There are other times when the metadata lines up properly but things still go wrong. Well, maybe “wrong” is a little harsh. What I mean is that the footage doesn’t look as good as it could.
Let’s take an example of a project that runs at 29.97fps, which I’ll round up to 30 fps to make things easier to read. You have shot some scenes at 60 fps for a nice slo-mo montage.
After the first cut, you realize that you’re missing a waterfall scene that you desperately need. You don’t have time to go out and shoot, so you opt to search stock libraries to find a scene that will work. You locate a shot and download a low-res watermarked trial clip. You can tell it was shot at high speed since the slo-mo looks natural—no created frames. You buy it and download it.
Now that you have the full resolution clip, you take a closer look at it and can confirm that the metadata matches the clip. You insert it into your sequence, then move on and finish the project. Everything is great.
However, after you watch playback a few times, you notice that the stock shot jumps a bit. You look at the original file again and it looks fine. Then you notice that the clip’s codec is MJPEG (Motion JPEG) and you wonder if your workstation isn’t up to playing that back.

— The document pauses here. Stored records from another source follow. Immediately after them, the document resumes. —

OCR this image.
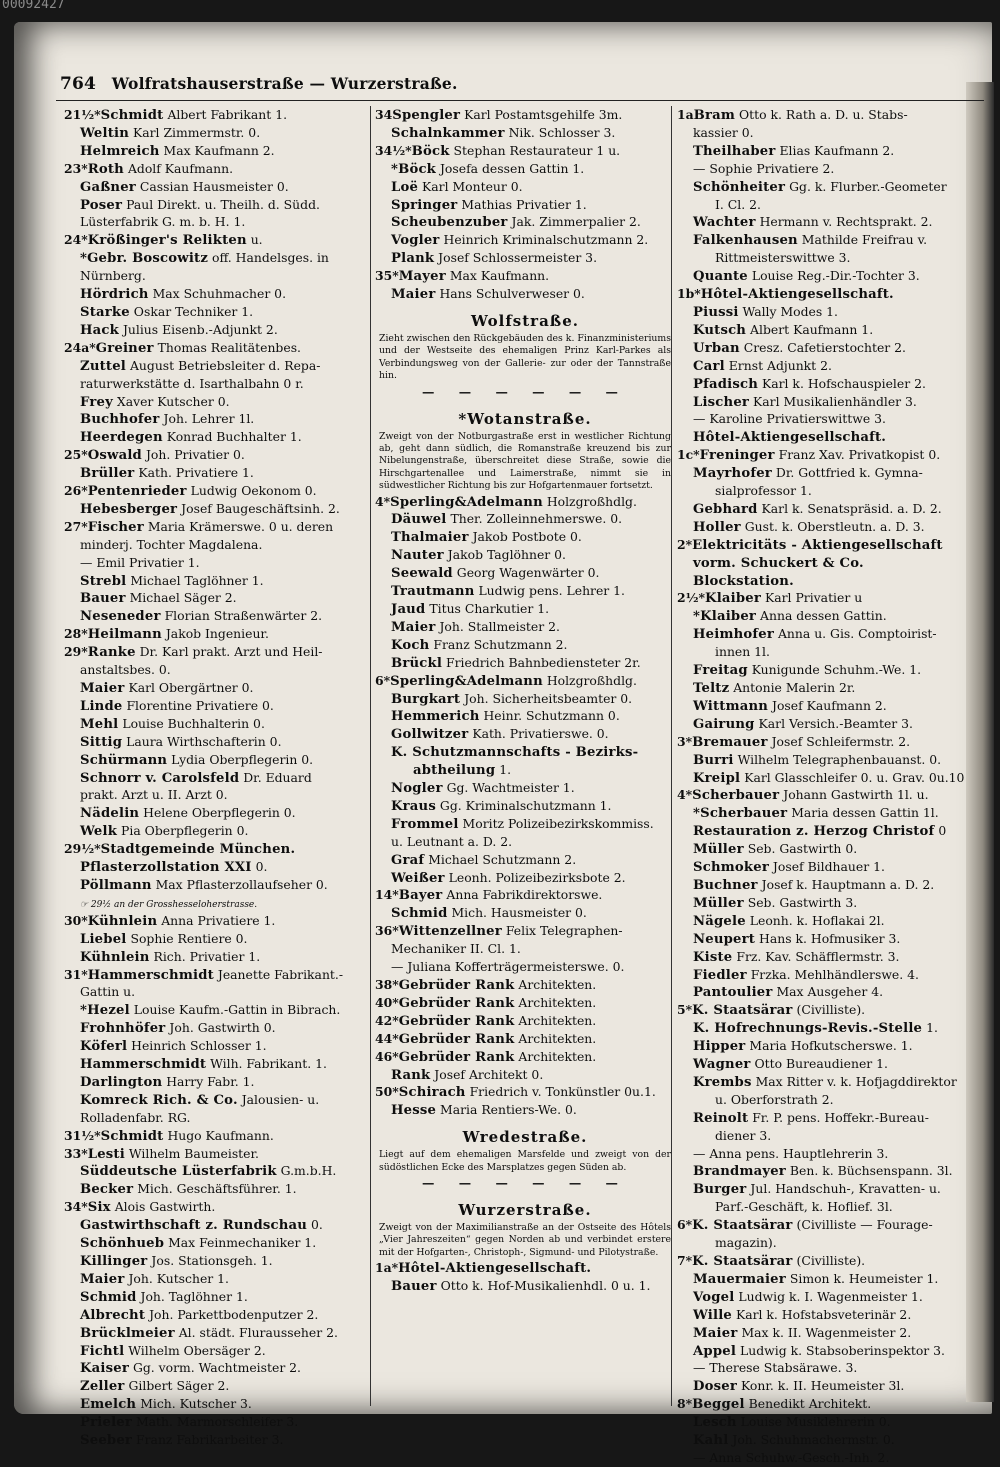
00092427
764 Wolfratshauserstraße — Wurzerstraße.
21½*Schmidt Albert Fabrikant 1.
Weltin Karl Zimmermstr. 0.
Helmreich Max Kaufmann 2.
23*Roth Adolf Kaufmann.
Gaßner Cassian Hausmeister 0.
Poser Paul Direkt. u. Theilh. d. Südd.
Lüsterfabrik G. m. b. H. 1.
24*Krößinger's Relikten u.
*Gebr. Boscowitz off. Handelsges. in
Nürnberg.
Hördrich Max Schuhmacher 0.
Starke Oskar Techniker 1.
Hack Julius Eisenb.-Adjunkt 2.
24a*Greiner Thomas Realitätenbes.
Zuttel August Betriebsleiter d. Repa-
raturwerkstätte d. Isarthalbahn 0 r.
Frey Xaver Kutscher 0.
Buchhofer Joh. Lehrer 1l.
Heerdegen Konrad Buchhalter 1.
25*Oswald Joh. Privatier 0.
Brüller Kath. Privatiere 1.
26*Pentenrieder Ludwig Oekonom 0.
Hebesberger Josef Baugeschäftsinh. 2.
27*Fischer Maria Krämerswe. 0 u. deren
minderj. Tochter Magdalena.
— Emil Privatier 1.
Strebl Michael Taglöhner 1.
Bauer Michael Säger 2.
Neseneder Florian Straßenwärter 2.
28*Heilmann Jakob Ingenieur.
29*Ranke Dr. Karl prakt. Arzt und Heil-
anstaltsbes. 0.
Maier Karl Obergärtner 0.
Linde Florentine Privatiere 0.
Mehl Louise Buchhalterin 0.
Sittig Laura Wirthschafterin 0.
Schürmann Lydia Oberpflegerin 0.
Schnorr v. Carolsfeld Dr. Eduard
prakt. Arzt u. II. Arzt 0.
Nädelin Helene Oberpflegerin 0.
Welk Pia Oberpflegerin 0.
29½*Stadtgemeinde München.
Pflasterzollstation XXI 0.
Pöllmann Max Pflasterzollaufseher 0.
☞ 29½ an der Grosshesseloherstrasse.
30*Kühnlein Anna Privatiere 1.
Liebel Sophie Rentiere 0.
Kühnlein Rich. Privatier 1.
31*Hammerschmidt Jeanette Fabrikant.-
Gattin u.
*Hezel Louise Kaufm.-Gattin in Bibrach.
Frohnhöfer Joh. Gastwirth 0.
Köferl Heinrich Schlosser 1.
Hammerschmidt Wilh. Fabrikant. 1.
Darlington Harry Fabr. 1.
Komreck Rich. & Co. Jalousien- u.
Rolladenfabr. RG.
31½*Schmidt Hugo Kaufmann.
33*Lesti Wilhelm Baumeister.
Süddeutsche Lüsterfabrik G.m.b.H.
Becker Mich. Geschäftsführer. 1.
34*Six Alois Gastwirth.
Gastwirthschaft z. Rundschau 0.
Schönhueb Max Feinmechaniker 1.
Killinger Jos. Stationsgeh. 1.
Maier Joh. Kutscher 1.
Schmid Joh. Taglöhner 1.
Albrecht Joh. Parkettbodenputzer 2.
Brücklmeier Al. städt. Flurausseher 2.
Fichtl Wilhelm Obersäger 2.
Kaiser Gg. vorm. Wachtmeister 2.
Zeller Gilbert Säger 2.
Emelch Mich. Kutscher 3.
Prieler Math. Marmorschleifer 3.
Seeber Franz Fabrikarbeiter 3.
34Spengler Karl Postamtsgehilfe 3m.
Schalnkammer Nik. Schlosser 3.
34½*Böck Stephan Restaurateur 1 u.
*Böck Josefa dessen Gattin 1.
Loë Karl Monteur 0.
Springer Mathias Privatier 1.
Scheubenzuber Jak. Zimmerpalier 2.
Vogler Heinrich Kriminalschutzmann 2.
Plank Josef Schlossermeister 3.
35*Mayer Max Kaufmann.
Maier Hans Schulverweser 0.
Wolfstraße.
Zieht zwischen den Rückgebäuden des k. Finanzministeriums und der Westseite des ehemaligen Prinz Karl-Parkes als Verbindungsweg von der Gallerie- zur oder der Tannstraße hin.
— — — — — —
*Wotanstraße.
Zweigt von der Notburgastraße erst in westlicher Richtung ab, geht dann südlich, die Romanstraße kreuzend bis zur Nibelungenstraße, überschreitet diese Straße, sowie die Hirschgartenallee und Laimerstraße, nimmt sie in südwestlicher Richtung bis zur Hofgartenmauer fortsetzt.
4*Sperling&Adelmann Holzgroßhdlg.
Däuwel Ther. Zolleinnehmerswe. 0.
Thalmaier Jakob Postbote 0.
Nauter Jakob Taglöhner 0.
Seewald Georg Wagenwärter 0.
Trautmann Ludwig pens. Lehrer 1.
Jaud Titus Charkutier 1.
Maier Joh. Stallmeister 2.
Koch Franz Schutzmann 2.
Brückl Friedrich Bahnbediensteter 2r.
6*Sperling&Adelmann Holzgroßhdlg.
Burgkart Joh. Sicherheitsbeamter 0.
Hemmerich Heinr. Schutzmann 0.
Gollwitzer Kath. Privatierswe. 0.
K. Schutzmannschafts - Bezirks-
abtheilung 1.
Nogler Gg. Wachtmeister 1.
Kraus Gg. Kriminalschutzmann 1.
Frommel Moritz Polizeibezirkskommiss.
u. Leutnant a. D. 2.
Graf Michael Schutzmann 2.
Weißer Leonh. Polizeibezirksbote 2.
14*Bayer Anna Fabrikdirektorswe.
Schmid Mich. Hausmeister 0.
36*Wittenzellner Felix Telegraphen-
Mechaniker II. Cl. 1.
— Juliana Kofferträgermeisterswe. 0.
38*Gebrüder Rank Architekten.
40*Gebrüder Rank Architekten.
42*Gebrüder Rank Architekten.
44*Gebrüder Rank Architekten.
46*Gebrüder Rank Architekten.
Rank Josef Architekt 0.
50*Schirach Friedrich v. Tonkünstler 0u.1.
Hesse Maria Rentiers-We. 0.
Wredestraße.
Liegt auf dem ehemaligen Marsfelde und zweigt von der südöstlichen Ecke des Marsplatzes gegen Süden ab.
— — — — — —
Wurzerstraße.
Zweigt von der Maximilianstraße an der Ostseite des Hôtels „Vier Jahreszeiten“ gegen Norden ab und verbindet erstere mit der Hofgarten-, Christoph-, Sigmund- und Pilotystraße.
1a*Hôtel-Aktiengesellschaft.
Bauer Otto k. Hof-Musikalienhdl. 0 u. 1.
1aBram Otto k. Rath a. D. u. Stabs-
kassier 0.
Theilhaber Elias Kaufmann 2.
— Sophie Privatiere 2.
Schönheiter Gg. k. Flurber.-Geometer
I. Cl. 2.
Wachter Hermann v. Rechtsprakt. 2.
Falkenhausen Mathilde Freifrau v.
Rittmeisterswittwe 3.
Quante Louise Reg.-Dir.-Tochter 3.
1b*Hôtel-Aktiengesellschaft.
Piussi Wally Modes 1.
Kutsch Albert Kaufmann 1.
Urban Cresz. Cafetierstochter 2.
Carl Ernst Adjunkt 2.
Pfadisch Karl k. Hofschauspieler 2.
Lischer Karl Musikalienhändler 3.
— Karoline Privatierswittwe 3.
Hôtel-Aktiengesellschaft.
1c*Freninger Franz Xav. Privatkopist 0.
Mayrhofer Dr. Gottfried k. Gymna-
sialprofessor 1.
Gebhard Karl k. Senatspräsid. a. D. 2.
Holler Gust. k. Oberstleutn. a. D. 3.
2*Elektricitäts - Aktiengesellschaft
vorm. Schuckert & Co.
Blockstation.
2½*Klaiber Karl Privatier u
*Klaiber Anna dessen Gattin.
Heimhofer Anna u. Gis. Comptoirist-
innen 1l.
Freitag Kunigunde Schuhm.-We. 1.
Teltz Antonie Malerin 2r.
Wittmann Josef Kaufmann 2.
Gairung Karl Versich.-Beamter 3.
3*Bremauer Josef Schleifermstr. 2.
Burri Wilhelm Telegraphenbauanst. 0.
Kreipl Karl Glasschleifer 0. u. Grav. 0u.10
4*Scherbauer Johann Gastwirth 1l. u.
*Scherbauer Maria dessen Gattin 1l.
Restauration z. Herzog Christof 0
Müller Seb. Gastwirth 0.
Schmoker Josef Bildhauer 1.
Buchner Josef k. Hauptmann a. D. 2.
Müller Seb. Gastwirth 3.
Nägele Leonh. k. Hoflakai 2l.
Neupert Hans k. Hofmusiker 3.
Kiste Frz. Kav. Schäfflermstr. 3.
Fiedler Frzka. Mehlhändlerswe. 4.
Pantoulier Max Ausgeher 4.
5*K. Staatsärar (Civilliste).
K. Hofrechnungs-Revis.-Stelle 1.
Hipper Maria Hofkutscherswe. 1.
Wagner Otto Bureaudiener 1.
Krembs Max Ritter v. k. Hofjagddirektor
u. Oberforstrath 2.
Reinolt Fr. P. pens. Hoffekr.-Bureau-
diener 3.
— Anna pens. Hauptlehrerin 3.
Brandmayer Ben. k. Büchsenspann. 3l.
Burger Jul. Handschuh-, Kravatten- u.
Parf.-Geschäft, k. Hoflief. 3l.
6*K. Staatsärar (Civilliste — Fourage-
magazin).
7*K. Staatsärar (Civilliste).
Mauermaier Simon k. Heumeister 1.
Vogel Ludwig k. I. Wagenmeister 1.
Wille Karl k. Hofstabsveterinär 2.
Maier Max k. II. Wagenmeister 2.
Appel Ludwig k. Stabsoberinspektor 3.
— Therese Stabsärawe. 3.
Doser Konr. k. II. Heumeister 3l.
8*Beggel Benedikt Architekt.
Lesch Louise Musiklehrerin 0.
Kahl Joh. Schuhmachermstr. 0.
— Anna Schuhw.-Gesch.-Inh. 2.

So you take the downloaded clip and transcode it to ProRes or DNxHD or whatever codec the rest of your footage uses. You replace the clip with the transcoded file and try again—same problem.
It’s not a codec problem, it is a frame rate mismatch problem. Although you confirmed the metadata is correct on the stock clip, that metadata tells you the clip is at 24 fps. When you place that clip on your timeline, the software “interprets” the footage to make it fit into the 30 fps sequence.
This interpretation is where the problem is. To make the clip fit, the edit software repeats a frame every 5 frames, causing the stutter that you notice.
Now the stock shot you thought would mesh perfectly with your footage doesn’t, and you’ve already purchased it.